Situé en territoire autochtone, le CNF a aussi entrepris ce que sa directrice générale appelle la «réconciliation en action». Elle explique que le collège travaille beaucoup avec les ainés pour développer des ressources pédagogiques. Tous les employés du collège reçoivent aussi une formation qui prend une grande importance pour les nouveaux arrivants. Selon elle, le tout se fait dans le but de «décoloniser nos systèmes et nos façons de faire».

Josée Clermont distingue trois catégories de défis : le contexte législatif, le financement et la taille de la population.

Elle souligne une avancée sur le premier point : «On a convaincu le gouvernement de créer une loi sur l’éducation postsecondaire […] elle devrait entrer en vigueur en avril», explique-t-elle en ajoutant qu’«il faut être persévérant».

Pour le financement, la directrice générale du CNF précise que «c’est ce qui permet de faire du développement. Le Collège nordique est sur le point d’obtenir un financement pluriannuel», annonce-t-elle fièrement.

Marc Champagne relève également que la COVID-19 empêche de faire des liens et d’encourager les élèves à poursuivre leurs études en français. Mais il assure que les visites des campus au sein des établissements postsecondaires ont eu un impact positif sur les élèves. 

Miser sur une bonne préparation des élèves

Jean de Dieu Tuyishime, de la CSFTNO, a insisté sur l’importance de bien préparer les élèves à la vie postsecondaire. «Ça fait une sorte de transition entre le secondaire et le postsecondaire parce qu’ils ne savent pas ce qu’ils veulent. Et quand ils arrivent au postsecondaire, ils sont débordés», observe-t-il.
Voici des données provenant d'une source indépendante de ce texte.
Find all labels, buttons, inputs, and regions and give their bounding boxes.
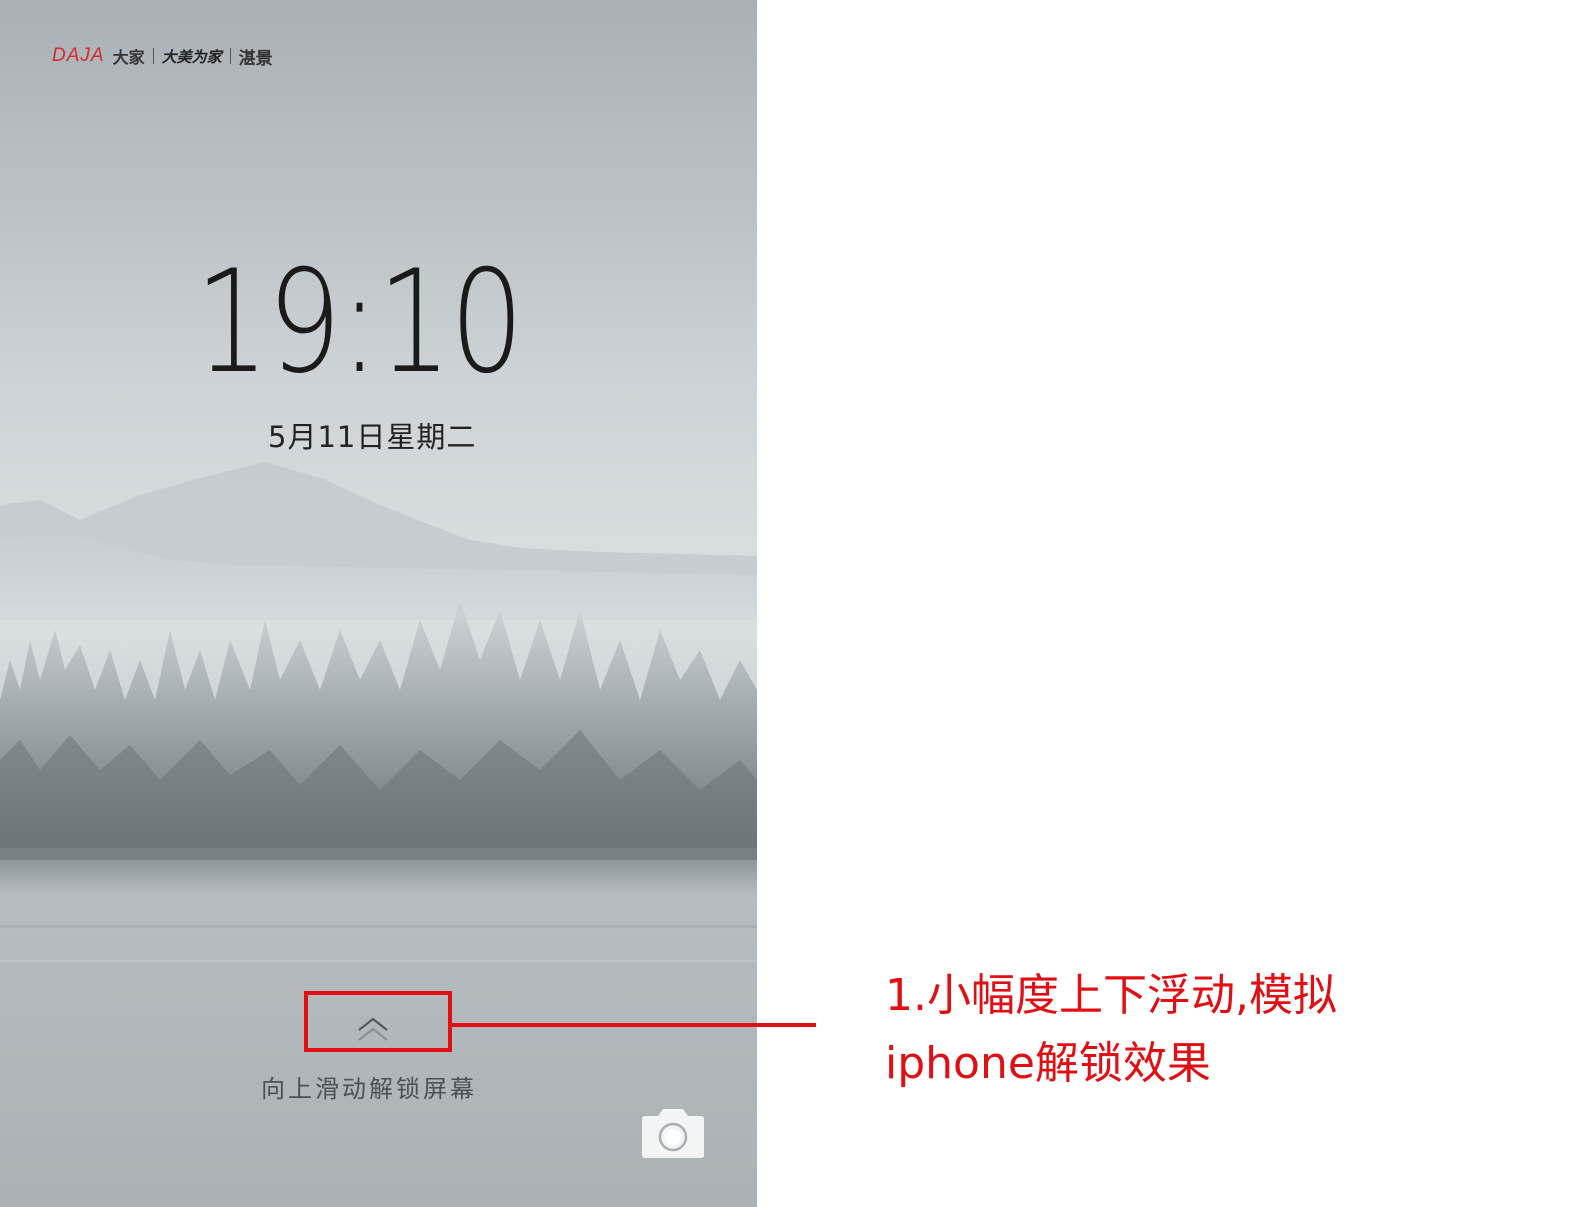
- annotation-line-2: iphone解锁效果: [885, 1038, 1211, 1089]
- annotation-connector-line: [452, 1023, 816, 1027]
- logo-dajia: 大家: [112, 50, 145, 67]
- brand-logo: DAJA 大家 大美为家 湛景: [52, 42, 273, 70]
- logo-divider: [229, 48, 231, 64]
- annotation-note: 1.小幅度上下浮动,模拟 iphone解锁效果: [885, 962, 1565, 1098]
- canvas: DAJA 大家 大美为家 湛景 19:10 5月11日星期二 向上滑动解锁屏幕 …: [0, 0, 1580, 1207]
- swipe-to-unlock-hint[interactable]: 向上滑动解锁屏幕: [261, 1069, 477, 1104]
- logo-daja: DAJA: [52, 45, 105, 66]
- clock-time: 19:10: [195, 240, 524, 405]
- clock-date: 5月11日星期二: [268, 420, 477, 454]
- camera-icon[interactable]: [638, 1107, 708, 1162]
- logo-divider: [152, 48, 154, 64]
- annotation-line-1: 1.小幅度上下浮动,模拟: [885, 970, 1337, 1021]
- annotation-highlight-box: [304, 991, 452, 1052]
- logo-slogan: 大美为家: [161, 48, 222, 66]
- logo-partner: 湛景: [238, 48, 273, 68]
Lui et Linda Leclerc, directrice générale de la Commission scolaire francophone du Nunavut (CSFN), estiment que ces ressources pourraient faire partie des tâches des conseillers en orientation.

«Nous avons une conseillère en orientation qui agit auprès des élèves des 7e et 8e années. Le but des élèves est de prendre connaissance de soi.».

De la neuvième à la douzième, il y a d’autres buts, poursuit Linda Leclerc, comme leur fournir une aide dans leurs choix de cours, remplir les demandes de bourses pour les plus vieux, ou encore les aider à chercher à la recherche d’établissements postsecondaires. Une aide est également fournie aux parents.

Il est possible de s’inscrire au sommet des États généraux sur le postsecondaire en contexte francophone minoritaire, les 24 et 25 mars 2022. Un rapport final sera rendu public à l’automne.